2. So wünschenswert neue Parteigründungen wären,
xvulkanx 07.06.2013
in Anbetracht der 10 %-Hürde, die keine neue Partei überwinden wird, werden neue Parteigründungen der AKP die 2/3-Mehrheit bescheren, die ihr ermöglichen wird, die Verfassung nach eigenem Gutdünken zu verändern. Der Weg in den totalitären diktatorischen Staat wäre damit vorprogrammiert. So schrecklich die nationalistische MHP ist, so muss man doch froh sein, dass sie bei den letzten Wahlen die 10 %- Hürde schaffte, weil sonst hätte die AKP schon jetzt die verfassungsändernde Mehrheit. Die erstmalige Machtergreifung 2002 gelang der AKP dank der 10 %- Hürde mit nur 34 % der Wählerstimmen, da nur die CHP die 10 % - Hürde schaffte. Die Demonstranten sollten lieber in die bestehenden Oppositionsparteien eintreten und diese von unten verändern.
3. Wahlergebnis
frank1980 07.06.2013
50% der Bevölkerung unterstützen den Präsidenten sicherlich nicht, wenn man die Stimmen nicht zählt die durch die 10% Hürde nicht gezählt werden sind es weniger als 40%. Das Problem ist eher das der Arme Teil der Türkei überwiegend den Präsidenten gewählt hat.
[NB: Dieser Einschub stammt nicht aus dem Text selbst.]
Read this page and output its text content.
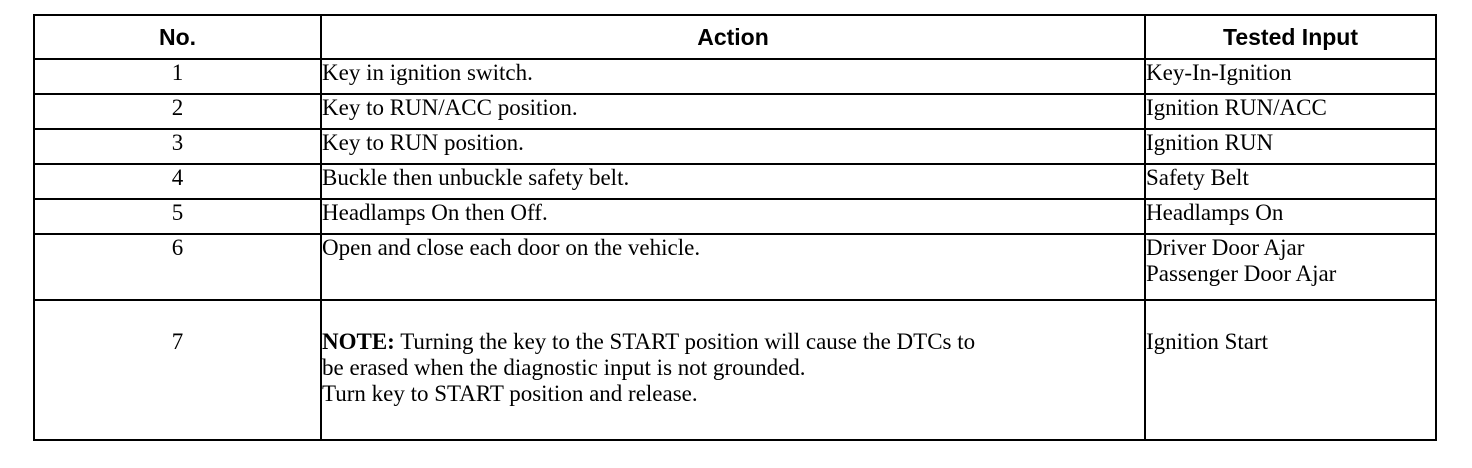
No.	Action	Tested Input
1	Key in ignition switch.	Key-In-Ignition
2	Key to RUN/ACC position.	Ignition RUN/ACC
3	Key to RUN position.	Ignition RUN
4	Buckle then unbuckle safety belt.	Safety Belt
5	Headlamps On then Off.	Headlamps On
6	Open and close each door on the vehicle.	Driver Door Ajar
Passenger Door Ajar

7	NOTE: Turning the key to the START position will cause the DTCs to
be erased when the diagnostic input is not grounded.
Turn key to START position and release.	Ignition Start
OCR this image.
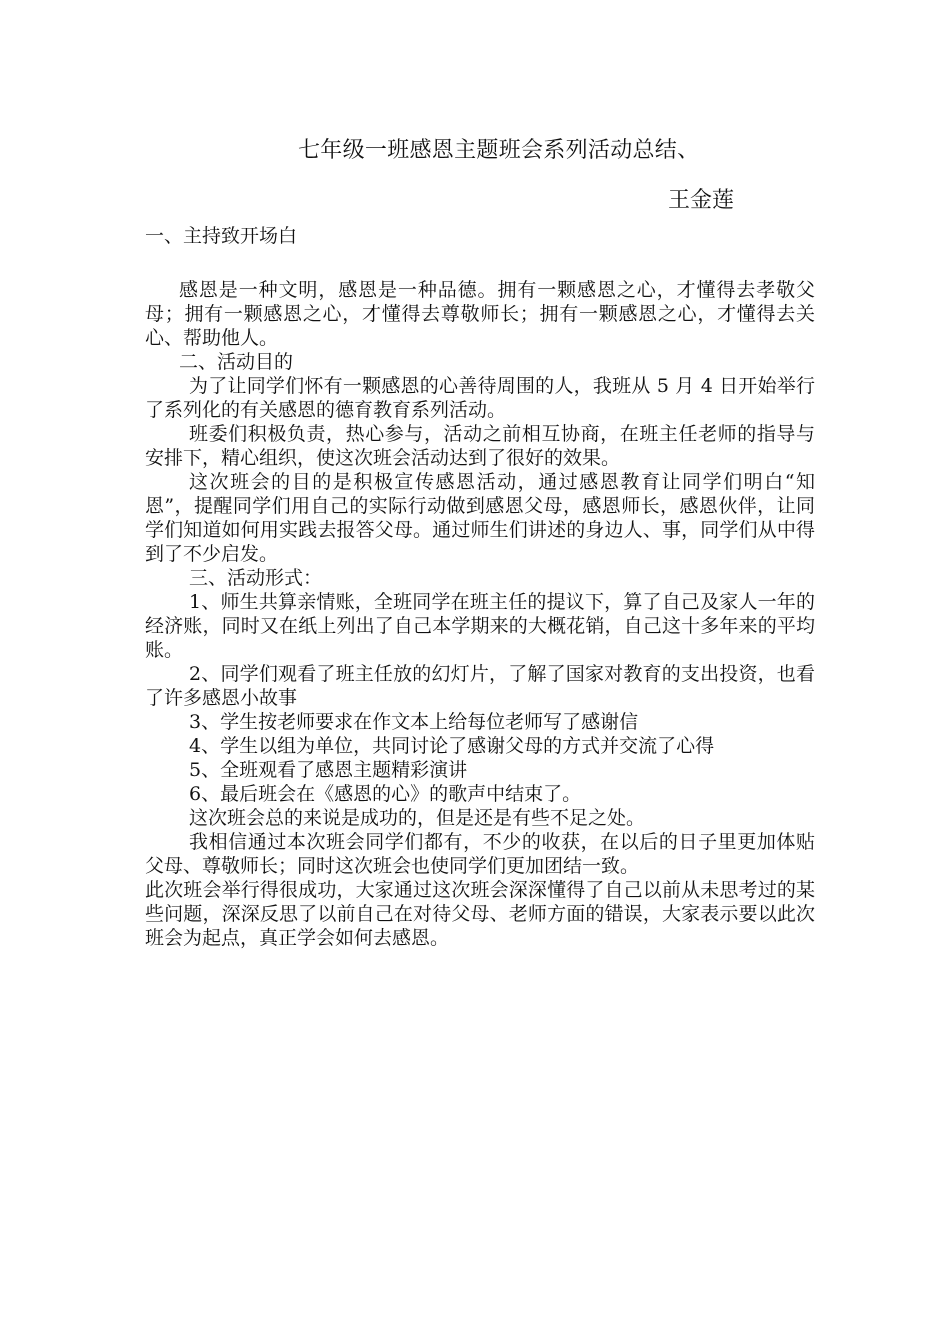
七年级一班感恩主题班会系列活动总结、
王金莲

一、主持致开场白

感恩是一种文明，感恩是一种品德。拥有一颗感恩之心，才懂得去孝敬父母；拥有一颗感恩之心，才懂得去尊敬师长；拥有一颗感恩之心，才懂得去关心、帮助他人。

二、活动目的

为了让同学们怀有一颗感恩的心善待周围的人，我班从 5 月 4 日开始举行了系列化的有关感恩的德育教育系列活动。

班委们积极负责，热心参与，活动之前相互协商，在班主任老师的指导与安排下，精心组织，使这次班会活动达到了很好的效果。

这次班会的目的是积极宣传感恩活动，通过感恩教育让同学们明白“知恩”，提醒同学们用自己的实际行动做到感恩父母，感恩师长，感恩伙伴，让同学们知道如何用实践去报答父母。通过师生们讲述的身边人、事，同学们从中得到了不少启发。

三、活动形式：

1、师生共算亲情账，全班同学在班主任的提议下，算了自己及家人一年的经济账，同时又在纸上列出了自己本学期来的大概花销，自己这十多年来的平均账。

2、同学们观看了班主任放的幻灯片，了解了国家对教育的支出投资，也看了许多感恩小故事

3、学生按老师要求在作文本上给每位老师写了感谢信

4、学生以组为单位，共同讨论了感谢父母的方式并交流了心得

5、全班观看了感恩主题精彩演讲

6、最后班会在《感恩的心》的歌声中结束了。

这次班会总的来说是成功的，但是还是有些不足之处。

我相信通过本次班会同学们都有，不少的收获，在以后的日子里更加体贴父母、尊敬师长；同时这次班会也使同学们更加团结一致。

此次班会举行得很成功，大家通过这次班会深深懂得了自己以前从未思考过的某些问题，深深反思了以前自己在对待父母、老师方面的错误，大家表示要以此次班会为起点，真正学会如何去感恩。
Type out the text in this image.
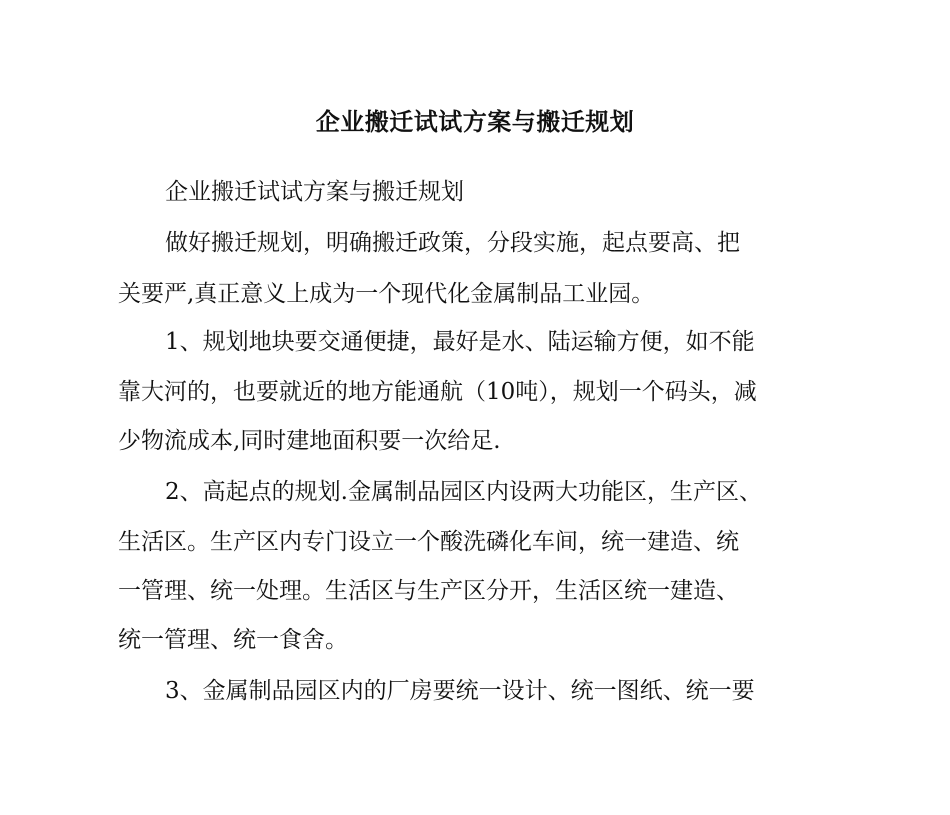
企业搬迁试试方案与搬迁规划

企业搬迁试试方案与搬迁规划

做好搬迁规划，明确搬迁政策，分段实施，起点要高、把

关要严,真正意义上成为一个现代化金属制品工业园。

1、规划地块要交通便捷，最好是水、陆运输方便，如不能

靠大河的，也要就近的地方能通航（10吨），规划一个码头，减

少物流成本,同时建地面积要一次给足.

2、高起点的规划.金属制品园区内设两大功能区，生产区、

生活区。生产区内专门设立一个酸洗磷化车间，统一建造、统

一管理、统一处理。生活区与生产区分开，生活区统一建造、

统一管理、统一食舍。

3、金属制品园区内的厂房要统一设计、统一图纸、统一要
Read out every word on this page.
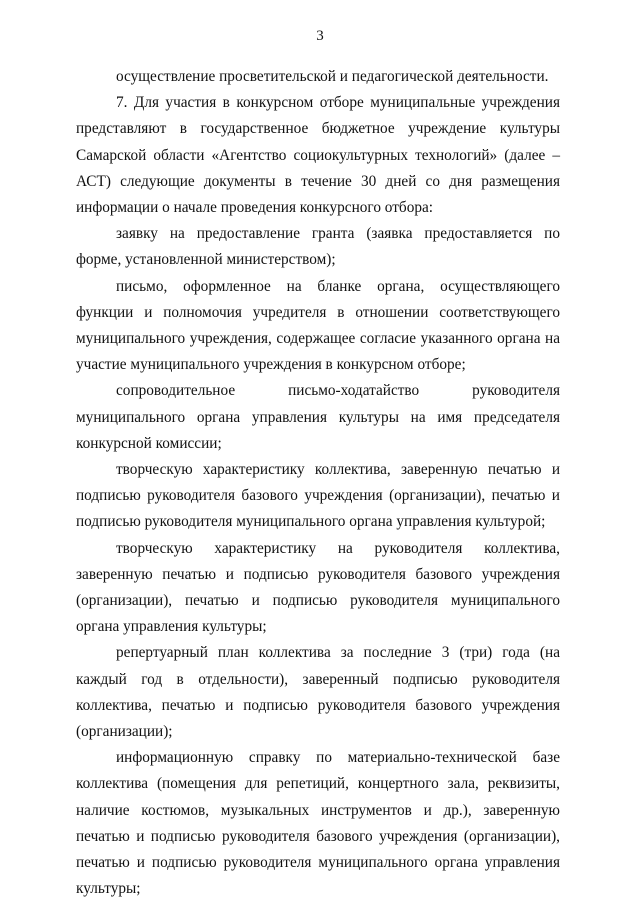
3

осуществление просветительской и педагогической деятельности.

7. Для участия в конкурсном отборе муниципальные учреждения представляют в государственное бюджетное учреждение культуры Самарской области «Агентство социокультурных технологий» (далее – АСТ) следующие документы в течение 30 дней со дня размещения информации о начале проведения конкурсного отбора:

заявку на предоставление гранта (заявка предоставляется по форме, установленной министерством);

письмо, оформленное на бланке органа, осуществляющего функции и полномочия учредителя в отношении соответствующего муниципального учреждения, содержащее согласие указанного органа на участие муниципального учреждения в конкурсном отборе;

сопроводительное письмо-ходатайство руководителя муниципального органа управления культуры на имя председателя конкурсной комиссии;

творческую характеристику коллектива, заверенную печатью и подписью руководителя базового учреждения (организации), печатью и подписью руководителя муниципального органа управления культурой;

творческую характеристику на руководителя коллектива, заверенную печатью и подписью руководителя базового учреждения (организации), печатью и подписью руководителя муниципального органа управления культуры;

репертуарный план коллектива за последние 3 (три) года (на каждый год в отдельности), заверенный подписью руководителя коллектива, печатью и подписью руководителя базового учреждения (организации);

информационную справку по материально-технической базе коллектива (помещения для репетиций, концертного зала, реквизиты, наличие костюмов, музыкальных инструментов и др.), заверенную печатью и подписью руководителя базового учреждения (организации), печатью и подписью руководителя муниципального органа управления культуры;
Der Reiche, modere Teil inkl. der Metropolen im Westen des Landes hat eben mit über 50% eine Konkurrenz Partei gewählt. => Spaltung droht.
4. Anteilnahme
Ottomane 07.06.2013
Ich finde es erstaunlich wie viel Anteil die deutsche Öffentlichkeit an der türkischen Innenpolitik nimmt, danke dafür! Vor allem scheint es hier jede Menge Türkei-Politologen zu geben, bei denen ich stark bezweifle, ob sie jemals in dem Land waren. Demonstrationen gibt es in jeder Demokratie, auch in Deutschland (siehe S21, Occupy FFM). Auch hier wird von der Staatsmacht berechtigt oder unberechtigt Gewalt ausgeübt. Aber im Falle der Türkei wird der frei gewählte Regierungspräsident zum Diktator abgestempelt?????
5. positiver Aspekt
sysiphus-neu 07.06.2013
Ein positiver Aspekt der Massenunruhen in der Türkei ist, dass die AKP-Regierung jetzt alle Hände voll zu tun hat, die Lage einigermaßen stabil zu halten. Das dürfte die militärischen Ambitionen des hitzköpfigen Premiers hinsichtlich Syrien gegen Null fahren. Er kann sich momentan einfach keine außenpolitischen Abenteuer leisten. Gut zu wissen, dass für den Islamismus in der Türkei die Bäume nicht in den Himmel wachsen. Endlich erwacht die kemalistisch-laizistische Tradition im Lande-weiter so!